Here are the session titles and flow of the course:
- Course introduction, including self-introductions and establishment of online relationships and familiarization with the Blackboard Learning System™ and the syllabus.
- Bench Marking and Stretching: participants prepare and share statements of their current understandings and practices related to the sacramental presidency and of what formative experiences shaped them. They also identify and interact with their denomination’s normative sources, and move further into course readings.
- Iconography and the Eucharist: participants engage iconic art from the ancient and ecumenical church and explore it as a venue for deepening their sense of biblical and liturgical connections in appreciating the Eucharistic action. Students begin to sketch their understanding of how the presider can be understood as an icon of Christ and of how the whole assembly is an icon of the Trinity.
- Sacramental Leadership and Communal Liturgical Prayer: participants explore pastoral relationships and how liturgical prayer and full engagement of body gestures, vestments, and attentiveness informs the larger context of congregational prayer, life and witness. This includes interviews of members of their congregation relative to how they experience services of Word and Table.
- Actions that Pray: here participants move to deeper integration of their reading, listening, reflection and interaction with each other around issues of liturgical prayer. Participants hone their sense of the communal action of the church in the Sacrament and their role as presiders. In a sense, the course culminates in this session as participants make and share a digital video of themselves presiding (or assisting) at the table. Each receives feedback based on the observations of the instructor and their peers.
- Imagining and Implementing “Best Practices”: in the final integrative session students reflect on and share what they have learned and how they intend to enact it in their ongoing presidential practice in their setting. Each, using the medium of their choice, makes a presentation of how they imagine and intend to grow into a stronger presidential or assisting role in their ministry setting.
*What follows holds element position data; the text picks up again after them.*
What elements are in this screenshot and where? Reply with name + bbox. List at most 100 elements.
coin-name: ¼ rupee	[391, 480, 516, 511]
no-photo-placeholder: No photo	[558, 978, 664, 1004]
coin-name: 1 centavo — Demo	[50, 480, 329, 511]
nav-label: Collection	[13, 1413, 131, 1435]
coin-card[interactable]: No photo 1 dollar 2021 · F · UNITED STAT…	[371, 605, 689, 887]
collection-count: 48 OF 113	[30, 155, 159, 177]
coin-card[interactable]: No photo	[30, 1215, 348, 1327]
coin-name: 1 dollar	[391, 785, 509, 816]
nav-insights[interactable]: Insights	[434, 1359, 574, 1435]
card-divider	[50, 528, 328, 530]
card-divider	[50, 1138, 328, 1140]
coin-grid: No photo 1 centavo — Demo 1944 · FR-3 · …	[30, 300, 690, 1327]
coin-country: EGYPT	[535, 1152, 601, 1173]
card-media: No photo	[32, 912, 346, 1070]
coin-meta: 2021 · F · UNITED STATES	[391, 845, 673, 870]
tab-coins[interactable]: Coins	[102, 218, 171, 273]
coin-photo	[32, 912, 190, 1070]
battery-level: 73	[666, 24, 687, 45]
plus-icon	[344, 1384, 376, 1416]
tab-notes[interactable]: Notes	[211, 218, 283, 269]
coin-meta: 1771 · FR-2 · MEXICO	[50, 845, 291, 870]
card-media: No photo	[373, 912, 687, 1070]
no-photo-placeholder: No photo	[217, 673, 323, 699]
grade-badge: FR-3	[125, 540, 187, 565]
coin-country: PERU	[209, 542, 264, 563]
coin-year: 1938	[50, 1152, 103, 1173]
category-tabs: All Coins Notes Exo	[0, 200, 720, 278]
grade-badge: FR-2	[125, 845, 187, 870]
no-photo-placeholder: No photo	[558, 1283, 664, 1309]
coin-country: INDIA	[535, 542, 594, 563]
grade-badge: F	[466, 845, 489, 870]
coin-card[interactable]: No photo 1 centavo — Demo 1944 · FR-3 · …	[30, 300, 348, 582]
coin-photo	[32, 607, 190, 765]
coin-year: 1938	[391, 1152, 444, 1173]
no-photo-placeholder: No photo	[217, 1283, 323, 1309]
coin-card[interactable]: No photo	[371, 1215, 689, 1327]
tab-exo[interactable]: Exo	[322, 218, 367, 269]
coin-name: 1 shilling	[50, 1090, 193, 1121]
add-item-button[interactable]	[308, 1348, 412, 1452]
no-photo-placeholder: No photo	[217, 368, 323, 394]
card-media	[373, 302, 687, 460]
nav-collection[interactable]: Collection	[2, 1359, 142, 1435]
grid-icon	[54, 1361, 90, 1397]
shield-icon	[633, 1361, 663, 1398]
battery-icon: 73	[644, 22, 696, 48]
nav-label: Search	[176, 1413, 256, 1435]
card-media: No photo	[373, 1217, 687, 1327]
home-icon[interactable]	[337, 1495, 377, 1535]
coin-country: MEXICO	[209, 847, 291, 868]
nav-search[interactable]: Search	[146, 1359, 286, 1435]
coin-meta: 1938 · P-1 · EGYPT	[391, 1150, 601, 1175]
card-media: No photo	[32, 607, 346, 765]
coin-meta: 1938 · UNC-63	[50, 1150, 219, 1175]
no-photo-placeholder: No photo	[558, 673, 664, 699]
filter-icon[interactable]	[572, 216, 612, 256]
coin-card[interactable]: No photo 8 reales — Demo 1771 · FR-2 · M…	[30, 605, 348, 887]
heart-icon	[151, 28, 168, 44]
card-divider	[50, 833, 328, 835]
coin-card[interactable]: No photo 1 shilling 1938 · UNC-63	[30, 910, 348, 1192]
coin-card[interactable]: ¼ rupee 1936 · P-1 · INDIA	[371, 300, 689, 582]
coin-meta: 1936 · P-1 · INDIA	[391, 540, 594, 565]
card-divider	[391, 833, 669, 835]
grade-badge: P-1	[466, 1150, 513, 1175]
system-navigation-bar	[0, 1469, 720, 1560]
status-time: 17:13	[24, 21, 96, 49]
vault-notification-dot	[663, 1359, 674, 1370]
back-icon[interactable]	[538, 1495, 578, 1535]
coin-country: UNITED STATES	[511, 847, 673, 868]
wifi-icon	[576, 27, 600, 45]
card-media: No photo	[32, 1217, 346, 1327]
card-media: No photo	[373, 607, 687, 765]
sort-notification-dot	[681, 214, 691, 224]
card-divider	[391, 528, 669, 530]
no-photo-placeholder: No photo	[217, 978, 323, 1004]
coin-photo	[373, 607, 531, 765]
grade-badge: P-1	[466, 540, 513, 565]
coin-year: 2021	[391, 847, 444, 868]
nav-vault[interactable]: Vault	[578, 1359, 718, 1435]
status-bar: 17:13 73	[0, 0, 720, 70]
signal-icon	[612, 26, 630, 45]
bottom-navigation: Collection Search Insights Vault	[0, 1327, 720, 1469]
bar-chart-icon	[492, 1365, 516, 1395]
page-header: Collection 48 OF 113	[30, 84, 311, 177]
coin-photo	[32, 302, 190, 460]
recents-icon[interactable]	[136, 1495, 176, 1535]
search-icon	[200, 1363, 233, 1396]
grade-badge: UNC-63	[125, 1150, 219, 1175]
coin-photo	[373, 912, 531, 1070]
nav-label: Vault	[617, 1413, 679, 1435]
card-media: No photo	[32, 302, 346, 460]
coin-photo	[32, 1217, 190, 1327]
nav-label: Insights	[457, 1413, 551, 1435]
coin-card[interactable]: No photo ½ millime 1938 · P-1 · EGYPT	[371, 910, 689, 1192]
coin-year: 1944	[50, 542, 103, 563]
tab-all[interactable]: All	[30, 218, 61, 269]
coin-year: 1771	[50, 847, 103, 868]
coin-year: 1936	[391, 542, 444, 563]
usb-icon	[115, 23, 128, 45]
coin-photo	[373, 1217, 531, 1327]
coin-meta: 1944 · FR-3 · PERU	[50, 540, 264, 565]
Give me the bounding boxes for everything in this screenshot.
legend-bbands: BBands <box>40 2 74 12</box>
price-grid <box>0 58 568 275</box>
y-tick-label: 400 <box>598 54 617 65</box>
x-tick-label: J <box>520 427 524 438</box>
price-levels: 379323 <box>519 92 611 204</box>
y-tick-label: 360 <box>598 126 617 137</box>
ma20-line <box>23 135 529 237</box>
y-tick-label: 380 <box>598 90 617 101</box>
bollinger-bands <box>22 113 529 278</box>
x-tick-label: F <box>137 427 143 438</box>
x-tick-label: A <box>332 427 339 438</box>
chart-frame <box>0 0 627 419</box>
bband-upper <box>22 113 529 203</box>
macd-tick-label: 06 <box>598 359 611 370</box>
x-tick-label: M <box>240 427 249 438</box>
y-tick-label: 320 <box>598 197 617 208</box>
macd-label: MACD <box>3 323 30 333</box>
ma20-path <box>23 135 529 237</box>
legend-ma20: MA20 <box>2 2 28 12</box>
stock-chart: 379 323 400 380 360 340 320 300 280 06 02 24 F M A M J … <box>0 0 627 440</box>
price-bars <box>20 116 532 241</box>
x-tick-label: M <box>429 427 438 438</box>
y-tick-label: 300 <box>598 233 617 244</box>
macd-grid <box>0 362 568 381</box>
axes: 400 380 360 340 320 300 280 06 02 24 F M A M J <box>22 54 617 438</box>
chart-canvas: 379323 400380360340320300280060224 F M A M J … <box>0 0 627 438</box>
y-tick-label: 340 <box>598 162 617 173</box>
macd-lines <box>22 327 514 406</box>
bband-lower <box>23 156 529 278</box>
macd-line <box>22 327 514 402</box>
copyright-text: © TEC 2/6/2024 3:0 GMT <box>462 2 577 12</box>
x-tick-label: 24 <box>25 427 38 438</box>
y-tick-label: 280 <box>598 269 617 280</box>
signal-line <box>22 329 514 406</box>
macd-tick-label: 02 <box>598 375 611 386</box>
In recent years I have been increasingly drawn to the ministry of forming pastors and priests in their vocation of leading the assembly in sacramental prayer. I have led a number of half-day and day long "lab" type events. While I delighted doing those practicums, I love teaching in this more extended conversation with students.
In the two courses I have had the pleasure of working with learners from a variety of settings and stages in their lives. So far I have worked with seminary students, students in graduate programs, seasoned clergy in large and small membership churches, and pastors who lead with quite different assumptions about worship, particularly in matters of style. I even had a few laity in the first course because they wanted to dig deeper and explore what it means to be an "assisting minister."
So far, the level of participation has been high, which is essential for an online course. Much of the “teaching” function happens in the peer relationships over the weeks of the course. It is almost as much fun as being a pastor serving a local congregation!